Cryptocurrencies — virtual coins that allow people to make transactions online without the need for a central authority such as a bank — are growing in popularity. Launched in 2009, Bitcoin, the most prominent cryptocurrency, has a market value of more than $1 trillion. It and rival currencies are exchanged on decentralized computer networks between people with digital wallets, whose transactions are recorded publicly on tamper-proof ledgers known as blockchains. Unlike traditional national currencies, which get part of their value from being legislated as legal tender, the prices of many cryptocurrencies fluctuate based on global supply and demand.
Proponents say cryptocurrencies can revolutionize finance by empowering consumers and wresting power from central banks and Wall Street. Critics say the speculative markets are an attractive tool for criminal activities, such as money laundering and terrorist financing.
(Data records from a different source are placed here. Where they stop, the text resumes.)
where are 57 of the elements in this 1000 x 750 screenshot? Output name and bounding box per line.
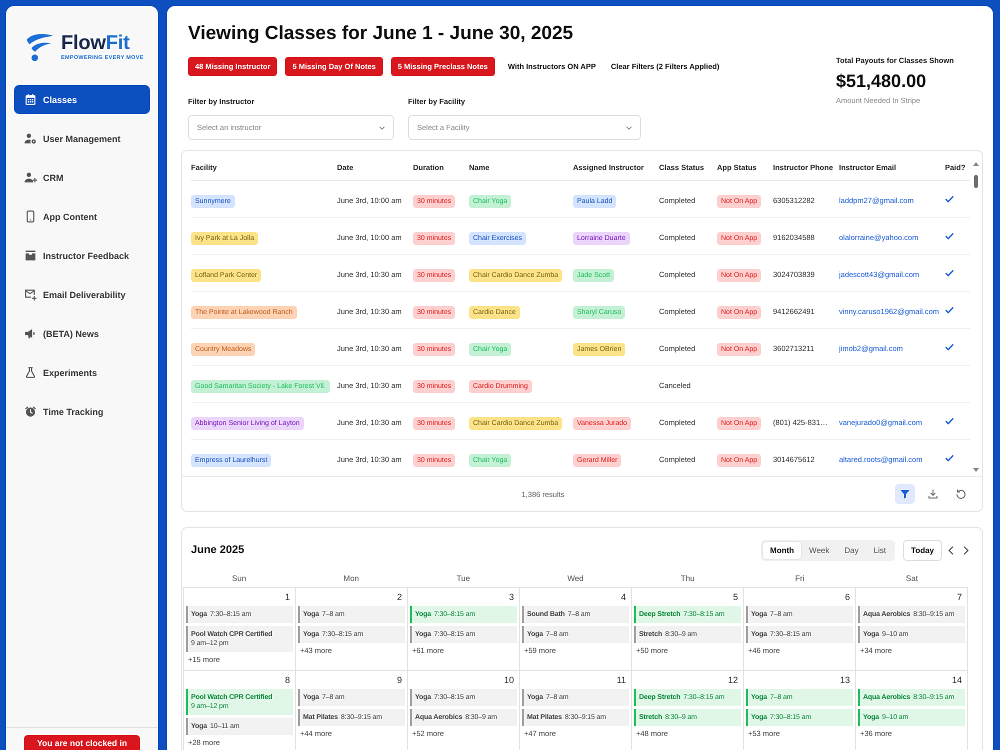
mail-plus-icon bbox=[24, 288, 37, 301]
day-number: 4 bbox=[620, 591, 627, 604]
day-number: 8 bbox=[284, 674, 291, 687]
alarm-clock-icon bbox=[24, 405, 37, 418]
weekday-label: Fri bbox=[795, 574, 804, 582]
weekday-label: Sun bbox=[232, 574, 246, 582]
day-number: 12 bbox=[726, 674, 739, 687]
user-gear-icon bbox=[24, 132, 37, 145]
view-tab[interactable]: Month bbox=[763, 542, 802, 558]
inbox-icon bbox=[24, 249, 37, 262]
chevron-right-icon bbox=[963, 546, 969, 554]
chevron-down-icon bbox=[379, 126, 385, 130]
megaphone-icon bbox=[24, 327, 37, 340]
day-number: 5 bbox=[732, 591, 739, 604]
today-button[interactable]: Today bbox=[903, 540, 942, 560]
chevron-down-icon bbox=[626, 126, 632, 130]
weekday-label: Wed bbox=[567, 574, 584, 582]
phone-icon bbox=[24, 210, 37, 223]
page-title: Viewing Classes for June 1 - June 30, 2025 bbox=[188, 22, 574, 46]
sidebar-item[interactable]: Time Tracking bbox=[14, 397, 150, 426]
day-number: 7 bbox=[956, 591, 963, 604]
day-number: 9 bbox=[396, 674, 403, 687]
view-tab[interactable]: Day bbox=[837, 542, 866, 558]
sidebar-item[interactable]: App Content bbox=[14, 202, 150, 231]
day-number: 6 bbox=[844, 591, 851, 604]
weekday-label: Mon bbox=[343, 574, 359, 582]
filter-button[interactable] bbox=[895, 484, 915, 504]
weekday-label: Sat bbox=[906, 574, 918, 582]
weekday-label: Tue bbox=[456, 574, 470, 582]
sidebar-item[interactable]: CRM bbox=[14, 163, 150, 192]
payout-amount: $51,480.00 bbox=[836, 70, 926, 92]
sidebar-item[interactable]: Classes bbox=[14, 85, 150, 114]
circular-arrow-icon bbox=[955, 488, 967, 500]
sidebar-item[interactable]: User Management bbox=[14, 124, 150, 153]
filter-icon bbox=[899, 488, 911, 500]
day-number: 14 bbox=[950, 674, 963, 687]
day-number: 11 bbox=[616, 674, 627, 687]
clock-status-button[interactable]: You are not clocked in bbox=[24, 735, 140, 750]
sidebar-item[interactable]: (BETA) News bbox=[14, 319, 150, 348]
flask-icon bbox=[24, 366, 37, 379]
person-plus-icon bbox=[24, 171, 37, 184]
view-tab[interactable]: Week bbox=[802, 542, 836, 558]
day-number: 1 bbox=[284, 591, 291, 604]
day-number: 13 bbox=[838, 674, 851, 687]
brand-name: FlowFit bbox=[61, 32, 131, 54]
calendar-icon bbox=[24, 93, 37, 106]
sidebar-item[interactable]: Experiments bbox=[14, 358, 150, 387]
sidebar-item[interactable]: Email Deliverability bbox=[14, 280, 150, 309]
sidebar-item[interactable]: Instructor Feedback bbox=[14, 241, 150, 270]
chevron-left-icon bbox=[948, 546, 954, 554]
day-number: 3 bbox=[508, 591, 515, 604]
calendar-title: June 2025 bbox=[191, 544, 244, 556]
day-number: 2 bbox=[396, 591, 403, 604]
weekday-label: Thu bbox=[680, 574, 695, 582]
download-icon bbox=[927, 488, 939, 500]
view-tab[interactable]: List bbox=[866, 542, 894, 558]
day-number: 10 bbox=[502, 674, 515, 687]
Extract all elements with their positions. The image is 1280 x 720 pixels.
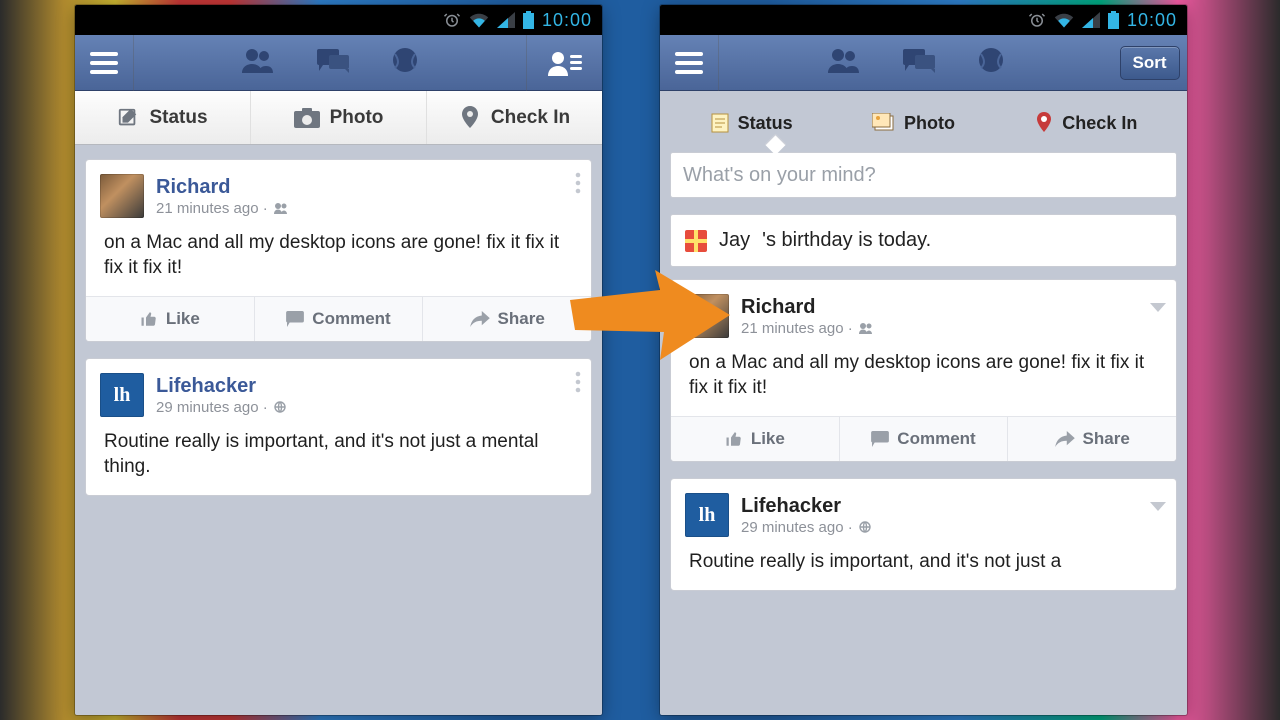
- share-button[interactable]: Share: [1007, 417, 1176, 461]
- menu-button[interactable]: [75, 35, 133, 91]
- post-menu-button[interactable]: [575, 371, 581, 398]
- composer-photo-label: Photo: [330, 107, 384, 129]
- composer-photo-button[interactable]: Photo: [250, 91, 426, 144]
- status-input[interactable]: What's on your mind?: [670, 152, 1177, 198]
- wifi-icon: [469, 12, 489, 28]
- menu-button[interactable]: [660, 35, 718, 91]
- post-body: on a Mac and all my desktop icons are go…: [86, 226, 591, 296]
- audience-public-icon: [859, 521, 871, 533]
- post-card[interactable]: Richard 21 minutes ago · on a Mac and al…: [670, 279, 1177, 462]
- post-actions: Like Comment Share: [671, 416, 1176, 461]
- comment-button[interactable]: Comment: [254, 297, 423, 341]
- composer-area: Status Photo Check In What's on your min…: [660, 91, 1187, 208]
- audience-public-icon: [274, 401, 286, 413]
- birthday-text: 's birthday is today.: [762, 229, 931, 252]
- post-card[interactable]: Richard 21 minutes ago · on a Mac and al…: [85, 159, 592, 342]
- facebook-top-bar: Sort: [660, 35, 1187, 91]
- composer-tabs: Status Photo Check In: [670, 103, 1177, 143]
- alarm-icon: [443, 11, 461, 29]
- battery-icon: [1108, 11, 1119, 29]
- wifi-icon: [1054, 12, 1074, 28]
- post-menu-button[interactable]: [575, 172, 581, 199]
- post-body: Routine really is important, and it's no…: [671, 545, 1176, 590]
- post-author[interactable]: Lifehacker: [156, 375, 286, 398]
- post-author[interactable]: Lifehacker: [741, 495, 871, 518]
- post-meta: 29 minutes ago ·: [741, 519, 871, 536]
- post-card[interactable]: lh Lifehacker 29 minutes ago · Routine r…: [670, 478, 1177, 591]
- avatar[interactable]: lh: [685, 493, 729, 537]
- post-meta: 21 minutes ago ·: [156, 200, 288, 217]
- status-clock: 10:00: [542, 10, 592, 31]
- like-button[interactable]: Like: [86, 297, 254, 341]
- alarm-icon: [1028, 11, 1046, 29]
- friend-finder-button[interactable]: [527, 35, 602, 91]
- news-feed[interactable]: Richard 21 minutes ago · on a Mac and al…: [660, 277, 1187, 591]
- post-author[interactable]: Richard: [741, 296, 873, 319]
- composer-checkin-button[interactable]: Check In: [426, 91, 602, 144]
- post-menu-button[interactable]: [1150, 300, 1166, 318]
- post-menu-button[interactable]: [1150, 499, 1166, 517]
- android-status-bar: 10:00: [75, 5, 602, 35]
- signal-icon: [1082, 12, 1100, 28]
- birthday-name: Jay: [719, 229, 750, 252]
- tab-checkin[interactable]: Check In: [1030, 106, 1141, 140]
- avatar[interactable]: lh: [100, 373, 144, 417]
- audience-friends-icon: [274, 202, 288, 214]
- post-body: Routine really is important, and it's no…: [86, 425, 591, 495]
- tab-photo[interactable]: Photo: [868, 107, 959, 140]
- messages-icon[interactable]: [903, 47, 935, 78]
- phone-screenshot-right: 10:00 Sort: [660, 5, 1187, 715]
- notifications-icon[interactable]: [977, 46, 1005, 79]
- gift-icon: [685, 230, 707, 252]
- composer-status-button[interactable]: Status: [75, 91, 250, 144]
- post-author[interactable]: Richard: [156, 176, 288, 199]
- android-status-bar: 10:00: [660, 5, 1187, 35]
- phone-screenshot-left: 10:00: [75, 5, 602, 715]
- messages-icon[interactable]: [317, 47, 349, 78]
- post-card[interactable]: lh Lifehacker 29 minutes ago · Routine r…: [85, 358, 592, 496]
- composer-bar: Status Photo Check In: [75, 91, 602, 145]
- status-clock: 10:00: [1127, 10, 1177, 31]
- friend-requests-icon[interactable]: [241, 47, 275, 78]
- facebook-top-bar: [75, 35, 602, 91]
- signal-icon: [497, 12, 515, 28]
- arrow-icon: [560, 270, 730, 360]
- post-body: on a Mac and all my desktop icons are go…: [671, 346, 1176, 416]
- composer-status-label: Status: [149, 107, 207, 129]
- post-meta: 29 minutes ago ·: [156, 399, 286, 416]
- comment-button[interactable]: Comment: [839, 417, 1008, 461]
- friend-requests-icon[interactable]: [827, 47, 861, 78]
- tab-status[interactable]: Status: [706, 106, 797, 140]
- avatar[interactable]: [100, 174, 144, 218]
- audience-friends-icon: [859, 322, 873, 334]
- post-meta: 21 minutes ago ·: [741, 320, 873, 337]
- battery-icon: [523, 11, 534, 29]
- post-actions: Like Comment Share: [86, 296, 591, 341]
- notifications-icon[interactable]: [391, 46, 419, 79]
- composer-checkin-label: Check In: [491, 107, 570, 129]
- sort-button[interactable]: Sort: [1120, 46, 1180, 80]
- like-button[interactable]: Like: [671, 417, 839, 461]
- birthday-card[interactable]: Jay 's birthday is today.: [670, 214, 1177, 267]
- news-feed[interactable]: Richard 21 minutes ago · on a Mac and al…: [75, 145, 602, 496]
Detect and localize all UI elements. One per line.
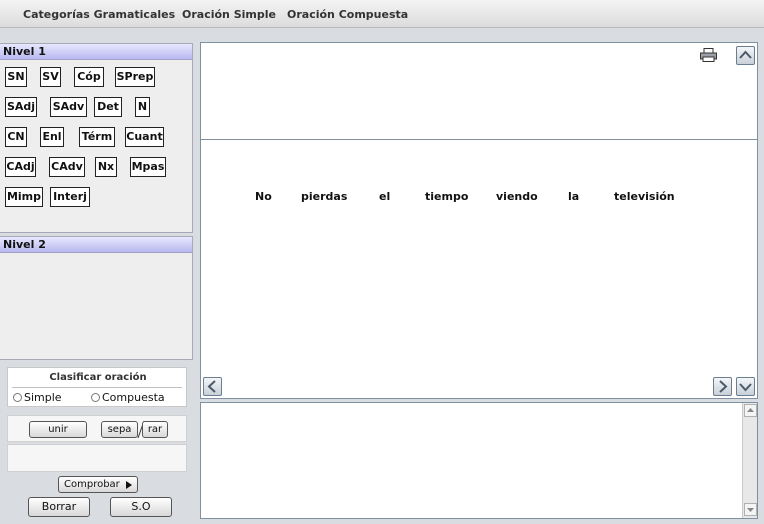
radio-compuesta[interactable]: Compuesta (91, 391, 165, 404)
chevron-down-icon (739, 383, 752, 392)
output-text-area[interactable] (200, 402, 758, 519)
menu-oracion-compuesta[interactable]: Oración Compuesta (287, 8, 408, 21)
category-enl[interactable]: Enl (40, 127, 64, 147)
radio-circle-icon (13, 393, 22, 402)
radio-simple-label: Simple (24, 391, 62, 404)
menu-oracion-simple[interactable]: Oración Simple (182, 8, 276, 21)
level1-panel: Nivel 1 SN SV Cóp SPrep SAdj SAdv Det N … (0, 43, 193, 233)
category-cn[interactable]: CN (5, 127, 27, 147)
category-det[interactable]: Det (94, 97, 122, 117)
scroll-down-button[interactable] (736, 377, 755, 396)
result-box (7, 444, 187, 472)
radio-compuesta-label: Compuesta (102, 391, 165, 404)
radio-circle-icon (91, 393, 100, 402)
category-mpas[interactable]: Mpas (130, 157, 166, 177)
classify-title: Clasificar oración (49, 372, 147, 383)
check-button[interactable]: Comprobar (58, 476, 138, 493)
chevron-right-icon (719, 380, 728, 393)
radio-simple[interactable]: Simple (13, 391, 62, 404)
join-split-box: unir sepa rar (7, 415, 187, 442)
scroll-left-button[interactable] (203, 377, 222, 396)
vertical-scrollbar[interactable] (742, 403, 757, 518)
category-mimp[interactable]: Mimp (5, 187, 43, 207)
sentence-word[interactable]: No (255, 190, 272, 203)
chevron-left-icon (207, 380, 216, 393)
category-cadv[interactable]: CAdv (49, 157, 85, 177)
category-term[interactable]: Térm (79, 127, 115, 147)
category-interj[interactable]: Interj (50, 187, 90, 207)
check-button-label: Comprobar (64, 479, 120, 490)
level1-title: Nivel 1 (0, 44, 192, 60)
join-button[interactable]: unir (29, 421, 87, 438)
level2-title: Nivel 2 (0, 237, 192, 253)
triangle-down-icon (747, 508, 754, 512)
category-cop[interactable]: Cóp (74, 67, 104, 87)
play-arrow-icon (126, 481, 132, 489)
divider (12, 387, 182, 388)
category-nx[interactable]: Nx (95, 157, 117, 177)
level2-panel: Nivel 2 (0, 236, 193, 360)
triangle-up-icon (747, 408, 754, 412)
category-cadj[interactable]: CAdj (5, 157, 36, 177)
sentence-word[interactable]: pierdas (301, 190, 347, 203)
category-n[interactable]: N (135, 97, 150, 117)
category-sprep[interactable]: SPrep (115, 67, 155, 87)
scrollbar-up-button[interactable] (744, 404, 757, 417)
scroll-up-button[interactable] (736, 46, 755, 65)
sentence-word[interactable]: tiempo (425, 190, 468, 203)
scrollbar-down-button[interactable] (744, 503, 757, 516)
so-button[interactable]: S.O (110, 497, 172, 517)
category-sadv[interactable]: SAdv (50, 97, 87, 117)
clear-button[interactable]: Borrar (28, 497, 90, 517)
sentence-panel: No pierdas el tiempo viendo la televisió… (200, 42, 758, 399)
menu-bar: Categorías Gramaticales Oración Simple O… (0, 0, 764, 28)
split-button-left[interactable]: sepa (101, 421, 138, 438)
sentence-word[interactable]: televisión (614, 190, 675, 203)
category-sv[interactable]: SV (40, 67, 61, 87)
divider (201, 139, 757, 140)
split-button-right[interactable]: rar (142, 421, 168, 438)
classify-sentence-box: Clasificar oración Simple Compuesta (7, 367, 187, 407)
sentence-word[interactable]: viendo (496, 190, 538, 203)
category-sn[interactable]: SN (5, 67, 27, 87)
scroll-right-button[interactable] (713, 377, 732, 396)
chevron-up-icon (739, 50, 752, 59)
menu-categorias-gramaticales[interactable]: Categorías Gramaticales (23, 8, 175, 21)
sentence-word[interactable]: la (568, 190, 579, 203)
sentence-word[interactable]: el (379, 190, 390, 203)
printer-icon[interactable] (700, 48, 717, 62)
category-cuant[interactable]: Cuant (125, 127, 164, 147)
category-sadj[interactable]: SAdj (5, 97, 37, 117)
They also raise concerns about privacy, market volatility, and the environmental harms of mining, which consumes vast amounts of electricity to validate transactions.
The rise of cryptocurrencies has forced regulators to begin crafting rules for the new sector, even as they struggle with how best to balance consumer protection, financial stability, and innovation. Some governments have embraced the technology, while others are banning it or limiting its use.
Cryptocurrencies have seen wild price swings, and the value of a single coin can change dramatically in just a few weeks. Despite these challenges, the phenomenon has captured popular imagination, with some people using cryptocurrency as an investment vehicle and others accepting it as a way to pay for goods and services.